Nepomuk Cleaner

Nepomuk has a unique problem of maintaining an RDF store. Unlike
traditional SQL based stores, RDF offers a very loose schema, which is a
HUGE advantage. Unfortunately all of the current RDF stores do not
support any form of schema enforcement. It's up to the client code to
make sure that the data being pushed is valid.

This has resulted in a number of problems such as strings being stored
where an integer should go.

With the KDE Workspace 4.7 release, we started employing our own form of
schema enforcement in the Nepomuk Storage Service, but the old incorrect
data still remains. Also, as Nepomuk has evolved as a project, we have
found better ways to store data. Since the schemas are so loose, we
could easily store both the old and the new data without any problems on
the database level.

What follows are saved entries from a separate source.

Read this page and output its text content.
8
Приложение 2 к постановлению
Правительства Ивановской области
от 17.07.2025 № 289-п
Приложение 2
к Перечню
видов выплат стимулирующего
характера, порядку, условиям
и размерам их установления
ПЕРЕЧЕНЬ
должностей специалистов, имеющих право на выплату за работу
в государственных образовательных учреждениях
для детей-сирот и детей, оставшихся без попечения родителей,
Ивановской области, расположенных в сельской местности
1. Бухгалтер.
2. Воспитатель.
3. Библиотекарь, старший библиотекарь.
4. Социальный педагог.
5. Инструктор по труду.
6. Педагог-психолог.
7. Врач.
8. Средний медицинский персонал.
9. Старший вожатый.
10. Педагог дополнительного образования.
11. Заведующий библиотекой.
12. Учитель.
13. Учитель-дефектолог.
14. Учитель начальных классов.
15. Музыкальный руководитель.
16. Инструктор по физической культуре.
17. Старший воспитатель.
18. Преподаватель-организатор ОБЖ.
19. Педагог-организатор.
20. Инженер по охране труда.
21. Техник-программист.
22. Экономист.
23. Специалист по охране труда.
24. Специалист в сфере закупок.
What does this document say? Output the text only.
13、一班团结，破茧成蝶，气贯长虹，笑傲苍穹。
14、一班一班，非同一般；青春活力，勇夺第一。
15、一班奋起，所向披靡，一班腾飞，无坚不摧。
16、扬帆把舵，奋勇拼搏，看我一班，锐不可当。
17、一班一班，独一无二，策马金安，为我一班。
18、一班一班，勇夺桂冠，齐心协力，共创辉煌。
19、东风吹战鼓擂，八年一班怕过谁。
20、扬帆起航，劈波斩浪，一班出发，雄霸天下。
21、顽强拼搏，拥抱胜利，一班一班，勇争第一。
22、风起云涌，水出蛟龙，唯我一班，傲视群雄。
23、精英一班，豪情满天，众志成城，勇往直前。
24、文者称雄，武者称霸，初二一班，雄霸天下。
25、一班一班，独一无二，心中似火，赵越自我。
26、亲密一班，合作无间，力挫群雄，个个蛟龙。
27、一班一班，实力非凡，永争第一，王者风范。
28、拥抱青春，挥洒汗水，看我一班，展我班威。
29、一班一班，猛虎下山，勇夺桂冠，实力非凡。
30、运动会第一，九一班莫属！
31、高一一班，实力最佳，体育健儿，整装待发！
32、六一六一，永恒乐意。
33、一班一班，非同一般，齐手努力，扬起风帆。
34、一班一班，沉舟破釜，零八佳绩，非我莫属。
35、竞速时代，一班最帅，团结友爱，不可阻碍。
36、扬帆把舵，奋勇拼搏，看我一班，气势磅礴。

This obviously results in more complex client code
which has to handle both legacy and new data.

For this release, we decided to clean up the code to a certain extent
and stop supporting some of the legacy data. We also decided to ship a
very basic application called the "Nepomuk Cleaner".

image

This application is responsible to port any legacy data, clear up
incorrect data, and merge duplicate data. We recommend that all users
run it at least once. It will result in a performance upgrade of all
areas of Nepomuk, including a significant impact in the indexing speed
of emails.

With the 4.11 release, we're planning to improve the interface, add more
cleaning jobs, and make running this application mandatory. That way we
can safely remove all the legacy code paths.